Only this morning was a little different because the amongst the barrage I heard, I WENT POOPOO IN THE POTTY MOMMY! COME LOOK!
Now, Eva Rose is still new enough at this that it still deserves a declaration, a viewing, a hug, some praise, and a piece of candy. And truly, considering the long hard road we traveled to get here, she may still be earning a piece of candy in high school.
So, I delay the coffee pot quest briefly to attend to the poop-praising quest.
And I saw that there was something amiss. For there was indeed poop, in the potty.
And, on the potty seat.
And, on the floor -?
My eyes followed the trail...straight to the crawling baby who gazed up at me so lovingly....with a mouth full of poop.
His sister's poop.
That he had reached into the toilet to retrieve.
IN MY BABY'S MOUTH. And DRIPPING DOWN HIS CHIN.
I screamed. Loudly. He screamed. Loudly. I grabbed him and - my arms outstretched - ran him back to the bathroom where my husband is trying to shave.
"TAKE HIM! TAKE HIM! HE ATE SISSY'S POOP! IT'S NOT FUNNY! HELP ME!"
He gave me that, I'm covered in shaving cream trying to shave here, what do you want me to do? look.
"THIS IS A CRISIS!!!" I shout and order him into the shower with our son, who is still screaming. Poor Ike, I poured a cup of water in his mouth, he sputtered, screamed, I poured another. And another. I am sure he thought he was the victim of what Congress has deemed not to be torture. But, what else was I supposed to do? How else does one remove poop from a one year old's mouth??
Walker, face of shaving cream, got in the shower with him, and washed him off as well as he could.
Meanwhile I ran from the bathroom and, of course, immediately googled 'MY BABY ATE POOP' and instead of sordid tales of e-coli, I found it to be a fairly common and typically harmless occurrence. (Seriously, how did people mother before google?)
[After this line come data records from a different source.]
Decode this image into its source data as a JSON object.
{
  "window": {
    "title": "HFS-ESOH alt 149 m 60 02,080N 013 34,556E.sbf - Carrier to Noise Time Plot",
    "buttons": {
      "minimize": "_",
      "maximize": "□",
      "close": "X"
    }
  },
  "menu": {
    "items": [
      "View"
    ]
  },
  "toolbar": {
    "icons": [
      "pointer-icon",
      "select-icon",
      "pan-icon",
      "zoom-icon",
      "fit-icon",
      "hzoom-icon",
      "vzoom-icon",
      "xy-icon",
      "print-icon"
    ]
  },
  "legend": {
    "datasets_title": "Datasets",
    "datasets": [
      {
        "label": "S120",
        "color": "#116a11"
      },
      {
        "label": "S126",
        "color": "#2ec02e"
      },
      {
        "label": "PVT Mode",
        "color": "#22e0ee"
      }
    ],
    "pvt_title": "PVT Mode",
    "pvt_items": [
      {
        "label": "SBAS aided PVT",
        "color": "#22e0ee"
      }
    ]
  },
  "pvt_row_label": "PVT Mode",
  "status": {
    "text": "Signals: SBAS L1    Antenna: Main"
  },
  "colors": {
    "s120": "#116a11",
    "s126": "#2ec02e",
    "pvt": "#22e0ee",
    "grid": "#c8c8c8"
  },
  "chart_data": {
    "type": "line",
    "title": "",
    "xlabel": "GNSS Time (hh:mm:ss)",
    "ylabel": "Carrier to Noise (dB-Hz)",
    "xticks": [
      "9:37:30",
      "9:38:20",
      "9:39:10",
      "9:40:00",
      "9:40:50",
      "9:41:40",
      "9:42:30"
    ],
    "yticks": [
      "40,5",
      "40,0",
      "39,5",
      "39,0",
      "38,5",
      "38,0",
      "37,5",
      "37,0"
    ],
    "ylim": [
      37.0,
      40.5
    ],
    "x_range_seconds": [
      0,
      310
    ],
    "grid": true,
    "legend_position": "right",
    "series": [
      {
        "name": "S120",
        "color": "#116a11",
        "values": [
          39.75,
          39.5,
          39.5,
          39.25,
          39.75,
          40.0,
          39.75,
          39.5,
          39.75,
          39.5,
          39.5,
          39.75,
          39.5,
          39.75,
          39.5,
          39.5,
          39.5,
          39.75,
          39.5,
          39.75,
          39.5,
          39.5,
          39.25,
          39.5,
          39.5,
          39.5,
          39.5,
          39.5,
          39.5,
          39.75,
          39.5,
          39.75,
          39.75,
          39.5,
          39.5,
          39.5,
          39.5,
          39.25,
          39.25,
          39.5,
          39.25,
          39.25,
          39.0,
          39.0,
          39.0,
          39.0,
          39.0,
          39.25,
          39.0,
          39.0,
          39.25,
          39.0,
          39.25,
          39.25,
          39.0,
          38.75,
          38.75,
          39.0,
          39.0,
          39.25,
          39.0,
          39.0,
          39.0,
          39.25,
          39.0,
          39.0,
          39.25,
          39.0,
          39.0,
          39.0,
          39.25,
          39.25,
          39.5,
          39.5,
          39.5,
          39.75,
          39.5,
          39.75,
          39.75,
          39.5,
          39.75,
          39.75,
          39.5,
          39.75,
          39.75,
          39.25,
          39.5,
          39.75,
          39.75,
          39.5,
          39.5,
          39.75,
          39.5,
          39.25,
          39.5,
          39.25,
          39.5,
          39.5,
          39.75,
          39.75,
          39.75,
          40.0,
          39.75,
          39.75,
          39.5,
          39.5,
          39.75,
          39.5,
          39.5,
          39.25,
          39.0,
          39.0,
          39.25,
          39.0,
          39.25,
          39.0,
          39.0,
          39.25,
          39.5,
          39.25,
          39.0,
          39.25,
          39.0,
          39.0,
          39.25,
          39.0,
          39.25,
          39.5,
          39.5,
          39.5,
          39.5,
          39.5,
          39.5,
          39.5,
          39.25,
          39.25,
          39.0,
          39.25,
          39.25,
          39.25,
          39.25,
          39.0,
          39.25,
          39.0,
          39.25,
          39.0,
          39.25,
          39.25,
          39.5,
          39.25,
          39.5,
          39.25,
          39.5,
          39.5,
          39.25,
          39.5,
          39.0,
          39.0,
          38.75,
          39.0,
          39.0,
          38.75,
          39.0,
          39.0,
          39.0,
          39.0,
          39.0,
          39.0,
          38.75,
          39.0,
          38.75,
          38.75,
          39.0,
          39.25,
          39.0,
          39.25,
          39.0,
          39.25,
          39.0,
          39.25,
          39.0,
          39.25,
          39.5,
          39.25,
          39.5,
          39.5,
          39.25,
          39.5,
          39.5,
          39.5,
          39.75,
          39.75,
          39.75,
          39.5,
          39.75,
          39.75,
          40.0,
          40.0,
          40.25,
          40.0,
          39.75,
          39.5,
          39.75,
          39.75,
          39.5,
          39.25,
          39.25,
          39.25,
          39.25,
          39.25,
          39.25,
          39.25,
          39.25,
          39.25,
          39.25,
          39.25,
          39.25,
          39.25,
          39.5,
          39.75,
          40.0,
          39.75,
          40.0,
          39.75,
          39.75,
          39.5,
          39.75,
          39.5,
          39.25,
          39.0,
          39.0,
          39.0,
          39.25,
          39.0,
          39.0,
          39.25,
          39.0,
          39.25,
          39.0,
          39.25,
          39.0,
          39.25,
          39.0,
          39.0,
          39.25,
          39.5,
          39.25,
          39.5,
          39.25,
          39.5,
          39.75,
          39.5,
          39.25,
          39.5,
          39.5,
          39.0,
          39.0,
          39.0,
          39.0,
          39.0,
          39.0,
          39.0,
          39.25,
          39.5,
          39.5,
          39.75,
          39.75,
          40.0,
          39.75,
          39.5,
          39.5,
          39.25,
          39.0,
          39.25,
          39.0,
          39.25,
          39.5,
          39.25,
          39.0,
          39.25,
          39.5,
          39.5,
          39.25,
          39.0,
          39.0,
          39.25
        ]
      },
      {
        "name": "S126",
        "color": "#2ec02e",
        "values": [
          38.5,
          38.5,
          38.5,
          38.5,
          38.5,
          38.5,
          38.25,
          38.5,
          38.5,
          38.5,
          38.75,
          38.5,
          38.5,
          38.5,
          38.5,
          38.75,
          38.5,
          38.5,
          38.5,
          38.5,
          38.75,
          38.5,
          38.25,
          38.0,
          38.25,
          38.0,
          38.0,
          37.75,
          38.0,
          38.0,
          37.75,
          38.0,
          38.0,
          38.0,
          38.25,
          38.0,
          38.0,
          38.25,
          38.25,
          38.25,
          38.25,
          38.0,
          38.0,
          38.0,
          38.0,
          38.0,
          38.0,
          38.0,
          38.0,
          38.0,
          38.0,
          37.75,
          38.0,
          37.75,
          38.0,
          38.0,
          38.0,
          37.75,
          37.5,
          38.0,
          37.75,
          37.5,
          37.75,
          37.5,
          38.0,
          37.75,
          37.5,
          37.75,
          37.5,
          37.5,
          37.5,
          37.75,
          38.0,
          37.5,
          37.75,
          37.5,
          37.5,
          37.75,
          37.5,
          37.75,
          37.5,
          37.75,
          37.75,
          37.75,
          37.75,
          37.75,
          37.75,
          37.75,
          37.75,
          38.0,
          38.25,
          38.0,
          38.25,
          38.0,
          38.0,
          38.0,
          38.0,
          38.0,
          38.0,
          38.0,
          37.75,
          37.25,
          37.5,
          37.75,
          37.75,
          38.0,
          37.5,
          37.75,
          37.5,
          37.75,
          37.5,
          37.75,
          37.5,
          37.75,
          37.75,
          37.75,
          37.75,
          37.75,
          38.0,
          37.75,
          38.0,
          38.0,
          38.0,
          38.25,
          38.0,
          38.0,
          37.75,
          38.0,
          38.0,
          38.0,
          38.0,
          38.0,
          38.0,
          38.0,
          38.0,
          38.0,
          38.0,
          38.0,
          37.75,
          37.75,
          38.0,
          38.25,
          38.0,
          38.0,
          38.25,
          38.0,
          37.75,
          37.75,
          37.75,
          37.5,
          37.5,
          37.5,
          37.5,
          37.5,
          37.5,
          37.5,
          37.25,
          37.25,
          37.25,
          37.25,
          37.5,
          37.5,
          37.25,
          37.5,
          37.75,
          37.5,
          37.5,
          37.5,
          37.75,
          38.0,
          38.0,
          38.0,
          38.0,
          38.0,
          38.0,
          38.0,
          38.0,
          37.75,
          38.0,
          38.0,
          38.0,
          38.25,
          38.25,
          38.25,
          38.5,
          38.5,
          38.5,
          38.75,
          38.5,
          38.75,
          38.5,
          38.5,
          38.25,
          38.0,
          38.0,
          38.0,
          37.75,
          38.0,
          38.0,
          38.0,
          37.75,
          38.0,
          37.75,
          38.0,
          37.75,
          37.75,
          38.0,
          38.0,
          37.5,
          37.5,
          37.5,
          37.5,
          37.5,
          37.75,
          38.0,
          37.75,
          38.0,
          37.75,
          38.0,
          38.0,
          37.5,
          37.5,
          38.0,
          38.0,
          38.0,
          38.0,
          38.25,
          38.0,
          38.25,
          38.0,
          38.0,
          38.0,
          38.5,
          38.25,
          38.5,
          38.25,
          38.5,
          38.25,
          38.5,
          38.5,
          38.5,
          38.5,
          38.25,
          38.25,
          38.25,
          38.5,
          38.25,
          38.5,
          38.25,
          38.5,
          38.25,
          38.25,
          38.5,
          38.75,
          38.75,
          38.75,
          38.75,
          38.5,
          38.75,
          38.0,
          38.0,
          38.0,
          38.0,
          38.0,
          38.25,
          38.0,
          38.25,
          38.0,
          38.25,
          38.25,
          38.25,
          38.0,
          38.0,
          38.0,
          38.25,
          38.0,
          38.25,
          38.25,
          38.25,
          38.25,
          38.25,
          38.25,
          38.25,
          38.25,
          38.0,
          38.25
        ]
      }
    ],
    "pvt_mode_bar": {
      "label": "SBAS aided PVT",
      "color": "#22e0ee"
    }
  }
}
I breathe. And begin to clean poop from toilet, floor, and wall. And field questions and demands from the others. And throw up just a little bit.
Oh, and did I mention Maggie was screaming bloody murder from her crib this whole time? Maggie was screaming bloody murder from her crib this whole time.
I retrieve Maggie, gave her some breakfast. Walker brought in a clean-as-could-get Ike, who was exhausted enough now to be put down for a nap.
And finally, finally, I got my cup of coffee.